I have set up Super key shortcuts for all kinds of desktop management operations, opening the launcher/terminal/browser, switching workspaces/windows, closing windows, move/resize, switch tiling mode, audio control, make my package manager install updates, switch between a set of resolutions, activate my password manager, etc.

That said, Copy/Paste is a general/global enough operation that I would not mind having Super+C/V send to the current active app the Copy/Paste keycode (I might do that actually, now that I know that there’s a code apps are starting to support!). But I think it should be the desktop environment the one configuring “Super” shortcuts, not the app.

It makes sense for each application to have their own interpretation of what does each control character (or Control shortcut) do. It’s not like all control characters have a very reliable meaning to begin with… I mean, the backspace character (Control+H) was originally meant to move a character backwards without deleting it, but most screen terminals didn’t do that. If what you mean is alternate characters from Unicode and so, then the “Alt” key would be more suitable for that. And in ISO keyboards, “AltGr” is a very common way to have combinations that insert alternate symbols.

Let’s indeed hope that they back it up with action. Better late than never. Though, I wonder what “guarantee” you’re referring to.

Any “action” that does not result in guarantees isn’t helpful to solve this. So again, what I care about is guarantees.

For example, one way to “guarantee” that there’s no code that’s unaccounted for would be to achieve reproducible builds that can be rebuilt and obtain always the same binary bit-by-bit. So if the binary blob resulting from compiling from clean source matches the one offered then that’s proof that the distributed binary was built cleanly and there was no malware being slipped through.

The issue is that this wouldn’t just be a Ventoy problem, but also an upstream problem, since all projects Ventoy depends on would need to be, themselves, reproducible. So this wouldn’t be an easy task, or even a task that Ventoy should do on their own, imho.

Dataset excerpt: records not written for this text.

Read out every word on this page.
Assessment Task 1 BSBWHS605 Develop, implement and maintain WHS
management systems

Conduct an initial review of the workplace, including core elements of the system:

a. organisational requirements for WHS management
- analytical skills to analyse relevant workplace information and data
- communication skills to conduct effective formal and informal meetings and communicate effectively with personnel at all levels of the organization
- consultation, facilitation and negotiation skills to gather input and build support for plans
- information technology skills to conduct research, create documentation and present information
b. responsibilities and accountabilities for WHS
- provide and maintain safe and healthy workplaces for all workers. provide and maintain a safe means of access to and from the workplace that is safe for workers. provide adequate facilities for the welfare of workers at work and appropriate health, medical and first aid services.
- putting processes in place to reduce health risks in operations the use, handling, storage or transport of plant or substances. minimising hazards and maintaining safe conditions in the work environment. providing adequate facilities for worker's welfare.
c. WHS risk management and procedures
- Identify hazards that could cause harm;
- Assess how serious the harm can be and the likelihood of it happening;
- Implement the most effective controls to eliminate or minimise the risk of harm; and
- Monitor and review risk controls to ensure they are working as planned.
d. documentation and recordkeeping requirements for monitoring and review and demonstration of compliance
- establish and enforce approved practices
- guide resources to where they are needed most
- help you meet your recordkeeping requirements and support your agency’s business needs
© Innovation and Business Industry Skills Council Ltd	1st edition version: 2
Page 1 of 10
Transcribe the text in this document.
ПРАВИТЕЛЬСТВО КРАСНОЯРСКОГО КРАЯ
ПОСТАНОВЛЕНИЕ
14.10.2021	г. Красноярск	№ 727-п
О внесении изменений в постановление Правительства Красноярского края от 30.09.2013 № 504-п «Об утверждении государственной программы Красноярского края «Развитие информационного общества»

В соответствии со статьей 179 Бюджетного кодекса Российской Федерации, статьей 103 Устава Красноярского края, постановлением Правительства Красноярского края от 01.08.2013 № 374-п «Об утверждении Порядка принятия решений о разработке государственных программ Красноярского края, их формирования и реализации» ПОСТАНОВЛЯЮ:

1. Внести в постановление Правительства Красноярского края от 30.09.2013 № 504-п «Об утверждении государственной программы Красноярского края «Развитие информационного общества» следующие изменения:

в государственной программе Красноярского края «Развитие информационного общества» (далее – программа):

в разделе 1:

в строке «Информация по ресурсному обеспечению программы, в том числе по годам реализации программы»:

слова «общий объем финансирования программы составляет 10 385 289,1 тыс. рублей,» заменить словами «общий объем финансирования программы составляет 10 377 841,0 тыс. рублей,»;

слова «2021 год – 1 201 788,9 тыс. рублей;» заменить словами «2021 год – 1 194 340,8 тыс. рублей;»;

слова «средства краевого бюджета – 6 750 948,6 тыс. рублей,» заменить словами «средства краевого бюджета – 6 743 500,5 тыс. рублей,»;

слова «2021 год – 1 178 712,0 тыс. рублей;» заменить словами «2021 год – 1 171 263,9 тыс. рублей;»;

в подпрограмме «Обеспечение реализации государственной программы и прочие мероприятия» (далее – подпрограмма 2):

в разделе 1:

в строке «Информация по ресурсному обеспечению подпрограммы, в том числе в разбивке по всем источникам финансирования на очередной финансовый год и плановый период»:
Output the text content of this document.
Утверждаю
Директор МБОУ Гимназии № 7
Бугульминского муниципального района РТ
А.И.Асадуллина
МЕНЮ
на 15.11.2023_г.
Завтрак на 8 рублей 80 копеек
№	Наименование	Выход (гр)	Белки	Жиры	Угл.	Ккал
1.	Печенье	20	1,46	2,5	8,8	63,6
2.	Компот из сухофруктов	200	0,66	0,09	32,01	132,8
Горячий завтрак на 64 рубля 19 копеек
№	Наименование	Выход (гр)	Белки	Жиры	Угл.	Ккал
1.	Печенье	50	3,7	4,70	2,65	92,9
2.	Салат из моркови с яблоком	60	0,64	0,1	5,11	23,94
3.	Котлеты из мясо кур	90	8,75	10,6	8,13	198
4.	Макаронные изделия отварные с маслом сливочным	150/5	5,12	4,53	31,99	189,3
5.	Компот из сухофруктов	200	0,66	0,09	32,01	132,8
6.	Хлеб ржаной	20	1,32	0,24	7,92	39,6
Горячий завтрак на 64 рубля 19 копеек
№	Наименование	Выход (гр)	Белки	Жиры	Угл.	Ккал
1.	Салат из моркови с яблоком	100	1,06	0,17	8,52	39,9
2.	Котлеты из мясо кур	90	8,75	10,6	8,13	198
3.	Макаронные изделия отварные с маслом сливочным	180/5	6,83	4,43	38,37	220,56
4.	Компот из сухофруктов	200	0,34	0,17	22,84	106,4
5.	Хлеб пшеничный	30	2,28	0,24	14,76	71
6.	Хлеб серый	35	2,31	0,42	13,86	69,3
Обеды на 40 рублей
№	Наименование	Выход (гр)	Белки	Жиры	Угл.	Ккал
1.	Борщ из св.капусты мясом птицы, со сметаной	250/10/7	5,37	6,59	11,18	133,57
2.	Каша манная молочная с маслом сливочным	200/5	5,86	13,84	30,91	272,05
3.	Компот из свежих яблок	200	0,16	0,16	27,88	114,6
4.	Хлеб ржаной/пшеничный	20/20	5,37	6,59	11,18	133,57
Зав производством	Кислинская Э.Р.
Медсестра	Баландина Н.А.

FWIW, slightly over a month ago, someone started working on a solution.

I definitely wouldn’t trust that either until there’s guarantees. Again, I only care about what guarantees are offered. It’s not about who is the one managing the github account and/or what subjective reputation that random anonymous person might have.

The problem isn’t the existence of precompiled binary blobs either, so removing the binaries is not solving the issue. The problem is in the traceability and what guarantees we have that the final collection of compiled binary blobs that ultimately is offered for download (and we do need binary blobs for download ultimately) is actually corresponding to libre/open source releases without potentially malicious code.

The conspiracy theorist inside of me would like to think this is related to the return of Ventoy’s maintainer. But I digress…

I don’t think the maintainer went away. I’ve seen successfully maintained projects with much slower pace than this, specially projects for which stability is important. Last Bash commit was in 2024 and I wouldn’t say it’s unmaintained. Ventoy had a release 3 months ago.

Also, would it be bad if that was what triggered the interest to work on it? I mean, the post straight away mentions the github issue where that fork was advertised, and it implies that it’s in that issue where they noticed that people have started to care about the blobs. So it could well be that they saw there’s people who care enough to spend their time working for it (ie. they even made a fork), so why not open the doors for them? It does not have to always be drama.

To me, what matters is what guarantees they offer and/or plan to offer, not some subjective and fleeting idea of people online having expectation of at what speed things need to be done.

Can someone do it faster? then do it (and do it in the open, so anyway Ventoy can benefit too and essentially you’ll be contributing!)… but if you jump and start using a fork that has not done already the work and given the guarantees Ventoy is planning to give, then you are placing your trust in a much much worse and shaky ground. I’m sure a lot of people would use your malware if you presented it as a WIP Ventoy fork marketed as safer when it really isn’t.